The way he chose which words to say with which beat was genius; it’s like he knew what part of the beat and what chord change was the right place to hit these certain words… to make them jump off the track and make you feel what he was saying. Like, listen to “If I Die 2Nite.” Whatever he was rapping about, it was urgent.
If it was a sad song, it’d make you cry. But there were a lot of different sides to him: fed-up, angry, militant, having a good time. His spirit spoke to me because it was like you knew everything that he was going through, especially when he made Me Against the World. You just felt every aspect of his pain, every emotion: when he was happy, when he was sad. His ability to touch people’s lives like that was incredible.
The school I come from growing up, we spent a lot of time studying rappers, everyone from N.W.A. to Public Enemy to Big Daddy Kane to Kool G Rap to Rakim to Special Ed, taking all these bits and pieces from each one. Tupac was the first one to really help me learn how to make songs that felt like something.
He was so versatile — if you weren’t in the mood for what he was doing on this song here, he’s got something for you over here. He covered such a broad perspective and there were so many different sides to him, but the best part about him overall was that he was a human being.

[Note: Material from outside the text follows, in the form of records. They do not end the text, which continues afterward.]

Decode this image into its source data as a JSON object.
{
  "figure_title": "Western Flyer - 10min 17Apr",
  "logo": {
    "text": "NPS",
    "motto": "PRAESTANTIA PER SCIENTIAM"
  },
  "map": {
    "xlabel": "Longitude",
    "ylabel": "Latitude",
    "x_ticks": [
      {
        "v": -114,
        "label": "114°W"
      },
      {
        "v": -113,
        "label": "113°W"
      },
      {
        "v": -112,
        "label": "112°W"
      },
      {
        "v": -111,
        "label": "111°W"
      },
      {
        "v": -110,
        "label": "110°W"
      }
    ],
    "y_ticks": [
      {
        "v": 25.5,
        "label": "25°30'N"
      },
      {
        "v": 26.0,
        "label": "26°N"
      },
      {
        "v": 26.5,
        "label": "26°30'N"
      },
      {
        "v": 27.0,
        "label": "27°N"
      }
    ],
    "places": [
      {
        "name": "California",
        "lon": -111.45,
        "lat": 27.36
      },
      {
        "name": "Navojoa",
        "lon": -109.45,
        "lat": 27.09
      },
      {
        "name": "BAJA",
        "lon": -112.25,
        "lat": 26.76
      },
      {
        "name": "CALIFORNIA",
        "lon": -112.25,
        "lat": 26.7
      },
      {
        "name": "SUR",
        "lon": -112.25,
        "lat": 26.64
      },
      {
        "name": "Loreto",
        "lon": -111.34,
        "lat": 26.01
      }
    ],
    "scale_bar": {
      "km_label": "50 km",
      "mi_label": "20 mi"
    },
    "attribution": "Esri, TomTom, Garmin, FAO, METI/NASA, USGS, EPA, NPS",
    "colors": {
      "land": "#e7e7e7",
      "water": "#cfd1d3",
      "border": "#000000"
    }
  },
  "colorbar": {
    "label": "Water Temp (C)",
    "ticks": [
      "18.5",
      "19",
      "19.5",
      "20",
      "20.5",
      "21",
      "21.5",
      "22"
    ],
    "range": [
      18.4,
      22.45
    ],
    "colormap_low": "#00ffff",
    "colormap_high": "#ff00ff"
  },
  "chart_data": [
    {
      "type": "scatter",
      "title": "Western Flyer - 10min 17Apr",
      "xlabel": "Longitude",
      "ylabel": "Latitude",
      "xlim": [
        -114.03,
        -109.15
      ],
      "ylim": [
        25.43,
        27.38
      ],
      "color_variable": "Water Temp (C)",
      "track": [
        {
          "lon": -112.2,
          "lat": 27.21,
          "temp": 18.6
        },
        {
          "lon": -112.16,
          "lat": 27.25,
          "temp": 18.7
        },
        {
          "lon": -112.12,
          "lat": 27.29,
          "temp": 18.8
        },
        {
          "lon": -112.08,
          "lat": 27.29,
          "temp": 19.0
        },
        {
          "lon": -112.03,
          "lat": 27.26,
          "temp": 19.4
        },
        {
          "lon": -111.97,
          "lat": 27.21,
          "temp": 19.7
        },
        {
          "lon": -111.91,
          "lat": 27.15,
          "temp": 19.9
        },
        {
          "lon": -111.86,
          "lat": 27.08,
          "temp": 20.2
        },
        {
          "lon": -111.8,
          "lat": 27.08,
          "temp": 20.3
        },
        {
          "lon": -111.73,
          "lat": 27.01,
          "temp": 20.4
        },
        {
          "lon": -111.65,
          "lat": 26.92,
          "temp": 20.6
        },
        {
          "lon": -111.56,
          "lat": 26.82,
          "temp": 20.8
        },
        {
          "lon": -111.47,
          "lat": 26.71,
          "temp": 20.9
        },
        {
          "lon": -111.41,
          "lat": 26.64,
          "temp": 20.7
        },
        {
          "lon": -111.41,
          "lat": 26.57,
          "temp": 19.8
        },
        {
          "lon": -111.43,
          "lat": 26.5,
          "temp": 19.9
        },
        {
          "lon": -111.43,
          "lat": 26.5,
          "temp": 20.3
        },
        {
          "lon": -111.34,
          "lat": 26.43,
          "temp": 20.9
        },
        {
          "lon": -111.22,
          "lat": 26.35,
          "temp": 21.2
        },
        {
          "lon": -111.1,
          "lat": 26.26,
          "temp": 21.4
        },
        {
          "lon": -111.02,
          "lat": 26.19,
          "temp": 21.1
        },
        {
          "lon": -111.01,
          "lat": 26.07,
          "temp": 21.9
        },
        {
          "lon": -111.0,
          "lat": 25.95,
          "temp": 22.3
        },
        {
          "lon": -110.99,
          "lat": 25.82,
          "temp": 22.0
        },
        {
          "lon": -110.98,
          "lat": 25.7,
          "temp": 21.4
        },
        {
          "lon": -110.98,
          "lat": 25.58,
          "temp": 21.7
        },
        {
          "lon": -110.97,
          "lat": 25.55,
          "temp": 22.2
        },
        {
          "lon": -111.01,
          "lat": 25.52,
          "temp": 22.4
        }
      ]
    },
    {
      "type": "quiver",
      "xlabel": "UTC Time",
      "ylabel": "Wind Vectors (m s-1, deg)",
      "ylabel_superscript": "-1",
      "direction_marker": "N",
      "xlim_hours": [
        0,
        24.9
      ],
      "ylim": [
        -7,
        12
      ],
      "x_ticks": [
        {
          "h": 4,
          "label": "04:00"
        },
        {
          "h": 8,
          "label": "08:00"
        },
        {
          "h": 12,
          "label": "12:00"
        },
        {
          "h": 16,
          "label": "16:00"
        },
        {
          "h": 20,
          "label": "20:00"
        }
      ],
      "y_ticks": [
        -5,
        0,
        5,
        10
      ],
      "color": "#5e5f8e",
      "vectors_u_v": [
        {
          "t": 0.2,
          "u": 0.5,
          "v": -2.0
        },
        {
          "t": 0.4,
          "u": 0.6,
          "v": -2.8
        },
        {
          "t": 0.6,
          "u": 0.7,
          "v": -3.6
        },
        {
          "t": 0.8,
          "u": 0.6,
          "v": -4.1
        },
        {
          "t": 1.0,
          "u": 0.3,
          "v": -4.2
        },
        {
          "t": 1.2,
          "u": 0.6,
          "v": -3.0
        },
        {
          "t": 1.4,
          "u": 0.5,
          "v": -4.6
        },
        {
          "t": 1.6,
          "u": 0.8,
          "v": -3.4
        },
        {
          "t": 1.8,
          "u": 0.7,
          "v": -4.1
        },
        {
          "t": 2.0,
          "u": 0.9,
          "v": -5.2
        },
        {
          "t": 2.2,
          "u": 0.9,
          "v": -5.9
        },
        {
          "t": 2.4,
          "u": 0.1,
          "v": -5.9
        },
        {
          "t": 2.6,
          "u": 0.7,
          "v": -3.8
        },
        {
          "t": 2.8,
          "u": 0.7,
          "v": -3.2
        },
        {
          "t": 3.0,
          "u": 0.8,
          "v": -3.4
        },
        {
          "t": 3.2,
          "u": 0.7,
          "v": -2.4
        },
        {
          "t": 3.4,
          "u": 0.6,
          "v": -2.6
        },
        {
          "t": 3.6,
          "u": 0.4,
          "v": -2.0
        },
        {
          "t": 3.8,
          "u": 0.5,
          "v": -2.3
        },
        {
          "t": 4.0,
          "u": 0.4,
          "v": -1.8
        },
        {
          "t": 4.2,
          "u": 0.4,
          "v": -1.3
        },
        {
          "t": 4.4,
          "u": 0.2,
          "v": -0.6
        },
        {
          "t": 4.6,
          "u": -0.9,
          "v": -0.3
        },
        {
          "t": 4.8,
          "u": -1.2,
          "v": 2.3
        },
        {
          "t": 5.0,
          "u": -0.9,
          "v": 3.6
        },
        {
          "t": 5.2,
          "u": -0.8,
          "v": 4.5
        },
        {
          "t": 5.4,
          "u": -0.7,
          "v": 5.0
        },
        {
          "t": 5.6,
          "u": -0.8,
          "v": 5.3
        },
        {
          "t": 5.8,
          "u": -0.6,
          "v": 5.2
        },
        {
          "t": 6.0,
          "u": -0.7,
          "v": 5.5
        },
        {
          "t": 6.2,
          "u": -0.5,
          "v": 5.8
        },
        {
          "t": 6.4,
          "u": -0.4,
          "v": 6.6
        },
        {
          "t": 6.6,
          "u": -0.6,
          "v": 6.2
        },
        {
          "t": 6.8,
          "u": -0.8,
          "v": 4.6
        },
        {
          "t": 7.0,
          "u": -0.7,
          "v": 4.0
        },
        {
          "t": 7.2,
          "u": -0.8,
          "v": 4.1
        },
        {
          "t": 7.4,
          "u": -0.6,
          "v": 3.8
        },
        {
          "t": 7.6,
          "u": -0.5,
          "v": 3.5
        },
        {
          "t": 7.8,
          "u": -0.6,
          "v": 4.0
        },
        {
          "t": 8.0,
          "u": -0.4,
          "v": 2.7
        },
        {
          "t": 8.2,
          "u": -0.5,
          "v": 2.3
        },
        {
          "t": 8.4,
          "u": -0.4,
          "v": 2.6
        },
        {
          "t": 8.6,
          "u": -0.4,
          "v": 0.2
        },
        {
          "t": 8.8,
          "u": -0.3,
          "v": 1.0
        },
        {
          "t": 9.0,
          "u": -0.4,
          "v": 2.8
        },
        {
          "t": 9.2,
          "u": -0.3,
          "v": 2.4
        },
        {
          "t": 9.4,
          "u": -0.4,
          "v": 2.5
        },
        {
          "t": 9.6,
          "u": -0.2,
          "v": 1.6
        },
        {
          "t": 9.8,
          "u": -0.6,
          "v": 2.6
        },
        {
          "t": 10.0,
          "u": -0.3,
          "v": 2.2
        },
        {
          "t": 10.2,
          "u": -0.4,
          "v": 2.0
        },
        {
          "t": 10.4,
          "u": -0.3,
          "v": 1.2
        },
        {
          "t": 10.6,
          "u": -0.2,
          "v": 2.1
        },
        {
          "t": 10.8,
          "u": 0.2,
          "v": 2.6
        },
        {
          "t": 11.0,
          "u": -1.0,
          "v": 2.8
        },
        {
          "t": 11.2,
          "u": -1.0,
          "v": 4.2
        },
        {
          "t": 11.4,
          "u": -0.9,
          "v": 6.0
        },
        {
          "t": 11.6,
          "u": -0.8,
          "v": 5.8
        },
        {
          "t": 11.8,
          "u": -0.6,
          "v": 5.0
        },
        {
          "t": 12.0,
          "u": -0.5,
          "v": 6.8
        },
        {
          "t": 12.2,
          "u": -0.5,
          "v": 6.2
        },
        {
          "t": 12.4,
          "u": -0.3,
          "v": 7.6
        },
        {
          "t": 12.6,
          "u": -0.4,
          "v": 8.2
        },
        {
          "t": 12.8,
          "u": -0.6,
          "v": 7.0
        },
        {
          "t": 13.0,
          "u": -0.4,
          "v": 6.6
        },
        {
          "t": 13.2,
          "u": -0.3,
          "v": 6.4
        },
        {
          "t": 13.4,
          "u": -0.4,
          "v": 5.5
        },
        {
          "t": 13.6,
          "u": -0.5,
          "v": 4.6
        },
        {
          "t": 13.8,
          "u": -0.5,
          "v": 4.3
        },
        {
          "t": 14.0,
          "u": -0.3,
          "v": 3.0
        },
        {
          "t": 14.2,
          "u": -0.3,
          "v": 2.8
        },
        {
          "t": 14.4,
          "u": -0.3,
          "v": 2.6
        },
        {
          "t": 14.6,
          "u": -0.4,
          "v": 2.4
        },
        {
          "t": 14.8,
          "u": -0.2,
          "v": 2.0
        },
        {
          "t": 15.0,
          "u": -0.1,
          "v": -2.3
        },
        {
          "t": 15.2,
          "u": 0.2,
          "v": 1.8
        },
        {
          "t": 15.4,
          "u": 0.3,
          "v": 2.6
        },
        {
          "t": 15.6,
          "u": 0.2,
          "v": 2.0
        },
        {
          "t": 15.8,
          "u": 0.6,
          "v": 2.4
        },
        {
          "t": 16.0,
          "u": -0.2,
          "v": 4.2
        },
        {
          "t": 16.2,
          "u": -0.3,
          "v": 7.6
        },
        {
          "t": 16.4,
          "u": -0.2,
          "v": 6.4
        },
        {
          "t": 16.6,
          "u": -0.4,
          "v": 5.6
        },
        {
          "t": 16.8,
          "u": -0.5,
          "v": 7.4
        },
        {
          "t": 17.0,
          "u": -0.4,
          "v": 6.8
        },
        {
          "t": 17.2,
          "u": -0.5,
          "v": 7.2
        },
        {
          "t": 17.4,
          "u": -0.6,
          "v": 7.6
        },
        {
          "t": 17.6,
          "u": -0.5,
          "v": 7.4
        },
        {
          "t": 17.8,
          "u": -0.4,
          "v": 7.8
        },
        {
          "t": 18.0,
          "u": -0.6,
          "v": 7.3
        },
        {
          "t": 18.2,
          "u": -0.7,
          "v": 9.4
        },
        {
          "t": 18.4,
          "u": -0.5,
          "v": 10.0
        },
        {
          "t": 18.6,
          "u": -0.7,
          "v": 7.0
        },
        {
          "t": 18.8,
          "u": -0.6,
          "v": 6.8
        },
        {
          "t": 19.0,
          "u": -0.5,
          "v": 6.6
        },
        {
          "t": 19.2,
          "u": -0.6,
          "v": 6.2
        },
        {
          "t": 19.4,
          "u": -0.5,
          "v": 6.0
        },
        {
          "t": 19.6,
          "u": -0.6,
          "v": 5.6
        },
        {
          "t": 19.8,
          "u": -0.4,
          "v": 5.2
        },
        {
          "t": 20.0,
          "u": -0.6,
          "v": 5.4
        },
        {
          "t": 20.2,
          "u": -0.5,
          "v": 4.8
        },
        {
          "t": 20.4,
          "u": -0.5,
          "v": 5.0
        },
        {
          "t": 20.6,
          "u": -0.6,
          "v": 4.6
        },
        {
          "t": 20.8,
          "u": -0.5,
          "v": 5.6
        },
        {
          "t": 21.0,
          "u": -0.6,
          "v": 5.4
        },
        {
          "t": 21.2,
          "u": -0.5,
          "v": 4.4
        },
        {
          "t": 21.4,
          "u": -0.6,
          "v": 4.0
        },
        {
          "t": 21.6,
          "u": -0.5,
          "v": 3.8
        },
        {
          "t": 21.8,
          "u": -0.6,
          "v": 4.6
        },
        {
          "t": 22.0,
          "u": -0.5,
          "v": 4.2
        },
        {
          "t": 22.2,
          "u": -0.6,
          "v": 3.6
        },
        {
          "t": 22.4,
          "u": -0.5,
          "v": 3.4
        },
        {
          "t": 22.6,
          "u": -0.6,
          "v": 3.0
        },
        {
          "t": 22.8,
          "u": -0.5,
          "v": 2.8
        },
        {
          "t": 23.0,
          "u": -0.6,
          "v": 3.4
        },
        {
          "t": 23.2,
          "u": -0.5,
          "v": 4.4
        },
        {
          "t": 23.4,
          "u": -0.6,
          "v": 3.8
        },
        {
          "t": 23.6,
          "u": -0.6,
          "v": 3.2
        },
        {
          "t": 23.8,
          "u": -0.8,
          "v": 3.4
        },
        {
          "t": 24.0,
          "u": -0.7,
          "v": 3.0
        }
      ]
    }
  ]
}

He would let you see that. I used to be fascinated with his interviews like, “Yo, what he’s saying is so true.” He would also be able to trump people who were interviewing him when they would hit him with hard questions — it was incredible. He was a superstar in every aspect of the word. You just wanted to know that guy. Like man, I wanna hang out with Pac.
I don’t know if he was talking to Arsenio [Hall] but I remember him saying something to the effect of “[it’s like] people standing outside watching through the window at a bunch of motherfuckers throwing food around and having a party and everybody’s hungry outside and they’re seeing through the window and after a minute, you got people out here singing, ‘We’re hungry, we’re hungry.
Let us in, let us in.’ And the next minute when no one’s listening, it’s like ‘Alright, we’re kicking the door down, coming through, picking the lock, blasting.'” When he was giving those analogies, they were incredible. It was almost like he was writing songs when he was doing interviews.
When his mother, Afeni (Shakur), let me produce one of Tupac’s albums — the Loyal to the Game album — I wrote her a letter thanking her for letting me do it. You wouldn’t be able to tell the 18/19-year-old Marshall that he would ever be able to get his hands on some Tupac vocals and have that opportunity.
It was such a significant piece of history for me and so much fun. I’m like a kid in a candy store; going nuts with the fact that I’m putting beats under his rhymes. Regardless of how good a rapper someone is, it’s easy for things to eventually get dated. But when you make songs like Tupac did, songs that feel like something, that feeling never goes away.
I can put “If I Die 2Nite” in and want to fight somebody the second it comes on. That’s the kind of emotion he sparked. I could put “Dear Mama” in and damn near be in tears. He was just so good at evoking emotions through songs and I picked up so much from that. Biggie had that as well.
It was that same kind of thing… he was so good at putting the right words and music together. I would have a hard time believing that they didn’t know what they were doing when they were putting certain words on certain chords of the beat. I would have a hard time believing that it was all accidental. It was true genius.